投資の勢いが鈍り、個人消費も低迷する中、中国経済を支える「投資・消費・輸出」の三本柱のうち、すでに二つは機能不全に陥り、輸出だけが主要な成長エンジンとなっている。しかし、米中貿易戦争に加え、欧州連合(EU)の貿易防衛措置や地政学的リスクを背景とした世界的なサプライチェーン再編が進み、中国の輸出環境も一段と厳しさを増している。

和氏は「世界のサプライチェーン再編の本質は、中国の競争優位を封じ込めることにある。すでに優位性を確立した分野は維持できるかもしれないが、さらに飛躍するのは難しい。半導体のように、まだ競争力を確立できていない分野は、米国や欧州、日本、台湾などによって封じ込められ、発展は極めて困難になるだろう」との見方を示した。

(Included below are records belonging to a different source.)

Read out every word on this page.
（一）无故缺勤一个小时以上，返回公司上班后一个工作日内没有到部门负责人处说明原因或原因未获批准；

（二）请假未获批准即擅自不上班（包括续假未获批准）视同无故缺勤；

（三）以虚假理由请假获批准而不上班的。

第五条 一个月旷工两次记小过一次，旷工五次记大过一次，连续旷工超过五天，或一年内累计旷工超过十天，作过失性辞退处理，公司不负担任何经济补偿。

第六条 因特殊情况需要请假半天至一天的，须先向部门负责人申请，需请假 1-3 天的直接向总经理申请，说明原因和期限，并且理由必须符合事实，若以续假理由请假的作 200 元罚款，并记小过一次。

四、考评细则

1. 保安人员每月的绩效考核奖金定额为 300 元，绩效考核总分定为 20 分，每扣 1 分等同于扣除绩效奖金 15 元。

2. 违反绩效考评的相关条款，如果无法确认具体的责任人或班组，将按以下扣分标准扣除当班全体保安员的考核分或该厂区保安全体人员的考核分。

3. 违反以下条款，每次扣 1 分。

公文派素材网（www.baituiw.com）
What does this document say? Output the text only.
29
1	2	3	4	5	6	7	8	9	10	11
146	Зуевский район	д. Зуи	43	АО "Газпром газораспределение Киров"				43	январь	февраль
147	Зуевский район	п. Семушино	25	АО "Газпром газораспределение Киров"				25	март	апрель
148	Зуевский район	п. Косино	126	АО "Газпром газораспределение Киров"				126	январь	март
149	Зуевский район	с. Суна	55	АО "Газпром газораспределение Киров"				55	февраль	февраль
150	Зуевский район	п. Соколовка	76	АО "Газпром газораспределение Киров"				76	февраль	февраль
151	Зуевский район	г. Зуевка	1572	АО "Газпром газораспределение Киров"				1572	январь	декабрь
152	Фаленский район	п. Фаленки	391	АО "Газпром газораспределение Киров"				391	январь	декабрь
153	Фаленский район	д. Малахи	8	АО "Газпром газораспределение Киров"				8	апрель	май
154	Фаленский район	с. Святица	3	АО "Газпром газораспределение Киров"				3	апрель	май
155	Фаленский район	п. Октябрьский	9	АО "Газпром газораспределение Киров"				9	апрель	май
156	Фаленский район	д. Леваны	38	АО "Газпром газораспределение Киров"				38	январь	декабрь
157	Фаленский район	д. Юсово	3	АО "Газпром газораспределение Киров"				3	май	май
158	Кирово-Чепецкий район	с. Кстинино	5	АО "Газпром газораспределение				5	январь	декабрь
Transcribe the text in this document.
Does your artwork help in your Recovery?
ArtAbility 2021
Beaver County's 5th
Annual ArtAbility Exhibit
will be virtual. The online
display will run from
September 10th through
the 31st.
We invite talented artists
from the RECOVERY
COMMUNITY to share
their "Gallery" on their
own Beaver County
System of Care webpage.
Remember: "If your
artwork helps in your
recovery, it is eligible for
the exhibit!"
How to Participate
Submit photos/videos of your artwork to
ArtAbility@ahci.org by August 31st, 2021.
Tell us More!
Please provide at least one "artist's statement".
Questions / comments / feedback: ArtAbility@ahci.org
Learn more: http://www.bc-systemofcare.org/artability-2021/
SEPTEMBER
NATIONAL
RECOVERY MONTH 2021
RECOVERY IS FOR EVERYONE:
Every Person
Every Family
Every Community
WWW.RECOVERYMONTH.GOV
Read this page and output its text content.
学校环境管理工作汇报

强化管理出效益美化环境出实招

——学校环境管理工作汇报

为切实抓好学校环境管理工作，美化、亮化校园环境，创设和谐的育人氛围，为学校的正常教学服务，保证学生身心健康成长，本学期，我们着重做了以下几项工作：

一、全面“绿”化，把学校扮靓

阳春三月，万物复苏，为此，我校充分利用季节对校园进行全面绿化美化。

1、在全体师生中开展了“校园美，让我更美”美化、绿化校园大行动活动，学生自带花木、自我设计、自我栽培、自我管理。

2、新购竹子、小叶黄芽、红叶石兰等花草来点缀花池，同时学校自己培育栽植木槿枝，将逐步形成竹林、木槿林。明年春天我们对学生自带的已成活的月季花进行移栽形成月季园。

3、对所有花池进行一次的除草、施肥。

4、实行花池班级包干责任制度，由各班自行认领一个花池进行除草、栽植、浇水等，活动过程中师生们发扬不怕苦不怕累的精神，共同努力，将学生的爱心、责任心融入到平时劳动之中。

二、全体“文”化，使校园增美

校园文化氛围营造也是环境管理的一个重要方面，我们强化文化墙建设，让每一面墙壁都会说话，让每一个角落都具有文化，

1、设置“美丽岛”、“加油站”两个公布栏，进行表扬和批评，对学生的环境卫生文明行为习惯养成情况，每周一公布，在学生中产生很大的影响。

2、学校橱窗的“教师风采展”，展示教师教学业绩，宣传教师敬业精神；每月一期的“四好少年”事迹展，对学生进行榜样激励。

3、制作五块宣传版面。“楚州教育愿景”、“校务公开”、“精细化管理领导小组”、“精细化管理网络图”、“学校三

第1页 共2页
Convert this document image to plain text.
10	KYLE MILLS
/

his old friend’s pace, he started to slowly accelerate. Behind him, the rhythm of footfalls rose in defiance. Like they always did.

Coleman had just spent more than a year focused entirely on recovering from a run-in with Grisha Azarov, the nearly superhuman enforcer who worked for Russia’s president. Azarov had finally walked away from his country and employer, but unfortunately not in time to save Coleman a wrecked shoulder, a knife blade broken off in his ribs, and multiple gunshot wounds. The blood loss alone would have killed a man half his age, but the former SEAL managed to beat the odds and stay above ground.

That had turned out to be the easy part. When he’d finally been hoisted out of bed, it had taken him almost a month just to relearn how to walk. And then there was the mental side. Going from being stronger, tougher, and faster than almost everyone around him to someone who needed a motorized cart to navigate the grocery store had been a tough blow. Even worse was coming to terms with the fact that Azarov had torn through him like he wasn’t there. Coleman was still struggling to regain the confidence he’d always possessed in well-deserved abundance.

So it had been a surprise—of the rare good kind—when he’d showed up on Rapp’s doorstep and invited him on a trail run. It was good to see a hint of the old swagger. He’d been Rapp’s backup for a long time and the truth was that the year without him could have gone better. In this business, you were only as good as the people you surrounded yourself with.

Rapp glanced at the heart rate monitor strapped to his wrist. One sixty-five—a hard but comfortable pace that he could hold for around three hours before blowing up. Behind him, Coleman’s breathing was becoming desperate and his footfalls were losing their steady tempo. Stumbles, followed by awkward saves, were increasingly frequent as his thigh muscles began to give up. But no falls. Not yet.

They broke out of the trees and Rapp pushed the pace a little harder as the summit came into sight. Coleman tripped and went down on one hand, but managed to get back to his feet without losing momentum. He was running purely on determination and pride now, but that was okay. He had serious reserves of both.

こうした状況の中、中国経済の次の成長エンジンはどこにあるのか。和氏は一時大きな注目を集めた中国のAIモデル「DeepSeek」を例に挙げ、「局所的な技術革新だけでは経済構造そのものを変えることはできない」と指摘した。

和氏は「中国の環境でもDeepSeekのような企業は生まれる。しかし、その成長は百度(バイドゥ)程度が限界だ。時価総額が数百億~1000億ドル規模の企業が一社二社あっても、中国経済全体を変える質的な変化は起こせない」との見方を示した。

さらに「米国には時価総額1兆ドル級企業が約10社あり、1000億ドル級企業が数十社、100億ドル級企業が200~300社存在する。こうした企業群が絶え間ないイノベーションを生み出している。中国にはそのような層の厚さがない。企業の質も量も不足しており、中国経済を支える新たな成長の原動力は見当たらない」と述べた。

国際通貨基金(IMF)はこれまで中共政権に対し、「投資・輸出主導型」から「消費主導型」への構造改革を急ぐよう求めてきた。しかし北京当局は改革に消極的で、依然として「党が経済を指導する」方針を強調している。

和氏は「共産党は経済問題を深刻に認識しているにもかかわらず、コロナ禍以降の政策は依然として生産能力、輸出、投資の拡大ばかりだ。国民に現金をもっと配り、消費マインドを回復させる勇気もない」と分析した。

「社会保障や医療保険へ資産を移し、国民が安心して消費できる環境を整えることもしない。結局、中共は中国経済の成長を支える原動力が何なのか理解できず、長年にわたり思考の袋小路にはまり続けている」

その上で和氏は、「中国経済にとって最も重要な成長の原動力は、共産党が政権を退くことだ。共産党が倒れて初めて、中国国民はより良い生活を送ることができる」と強調した。